In the part "Quantum Brownian motion" of the book, The theroy of open quantum systems written by Breuer, the author investigates on the Caldeira-Leggett model: The Hamiltonian of the particle is
$H_{S}=\frac{1}{2m}p^{2}+V(x)$
The particle is coupled to a bath consisting of a large number of harmonic oscillators with masses $m_{n}$ and frequencies $\omega_{n}$
$H_{B}=\sum_{n}\hbar\omega_{n}(b_{n}^{\dagger}b_{n}+\frac{1}{2})=\sum_{n}\frac{1}{2m_{n}}p_{n}^{2}+\frac{1}{2}m_{n}\omega_{n}^{2}x_{n}^{2}$
where $b_{n}$ and $b_{n}^{\dagger}$ are teh annihilation and creation operators of the bath modes, while $x_{n}$ and $p_{n}$ are corresponding coordinates and canonically momenta.
The interaction is assumed to be:
$H_{I}=-x\sum_{n}k_{n}x_{n}$
where $k_{n}$ are coupling constants.
The following is my question:
The author says this type of interaction will yield a renormalization of the potential $V(x)$ of the Brownian particle.
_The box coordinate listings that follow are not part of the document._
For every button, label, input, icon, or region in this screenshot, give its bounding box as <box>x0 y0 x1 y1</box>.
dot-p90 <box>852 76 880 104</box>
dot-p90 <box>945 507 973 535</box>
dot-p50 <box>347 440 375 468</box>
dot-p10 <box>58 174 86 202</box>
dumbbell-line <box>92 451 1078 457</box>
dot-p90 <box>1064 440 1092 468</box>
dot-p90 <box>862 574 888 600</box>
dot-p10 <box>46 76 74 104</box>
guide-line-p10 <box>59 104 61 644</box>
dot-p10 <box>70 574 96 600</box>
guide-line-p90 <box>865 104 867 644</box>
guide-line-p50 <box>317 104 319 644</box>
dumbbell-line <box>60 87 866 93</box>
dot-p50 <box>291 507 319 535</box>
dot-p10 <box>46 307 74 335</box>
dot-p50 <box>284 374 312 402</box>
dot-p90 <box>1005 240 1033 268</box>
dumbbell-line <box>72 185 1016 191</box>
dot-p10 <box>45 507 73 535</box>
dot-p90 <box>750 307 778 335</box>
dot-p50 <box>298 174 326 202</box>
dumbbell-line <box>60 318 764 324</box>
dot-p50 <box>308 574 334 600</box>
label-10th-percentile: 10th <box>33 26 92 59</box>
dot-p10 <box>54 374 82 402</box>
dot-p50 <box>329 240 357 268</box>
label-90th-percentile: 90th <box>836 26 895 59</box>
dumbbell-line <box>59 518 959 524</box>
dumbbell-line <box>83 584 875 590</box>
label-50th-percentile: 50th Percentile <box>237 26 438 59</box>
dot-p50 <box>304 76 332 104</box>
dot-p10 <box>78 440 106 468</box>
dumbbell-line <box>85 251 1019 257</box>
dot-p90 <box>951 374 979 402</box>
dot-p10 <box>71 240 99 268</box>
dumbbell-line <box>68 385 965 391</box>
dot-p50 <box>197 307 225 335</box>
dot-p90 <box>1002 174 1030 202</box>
Hence we introduce a counter-term
$H_{c}=x^{2}\sum_{n}\frac{k_{n}^{2}}{2m_{n}\omega_{n}^{2}}$
to compensate for the renormalization resulted from interaction.
So my question is: In this case, there seems to be no infinities to be absorbed by counter-terms like that in QFT. And the renormalization caused by the interaction seems to have real physical meanning(in most case in QFT, they have not), like Lamb-shift. So how could we introduce counter-terms to cancel the renormalization in this case?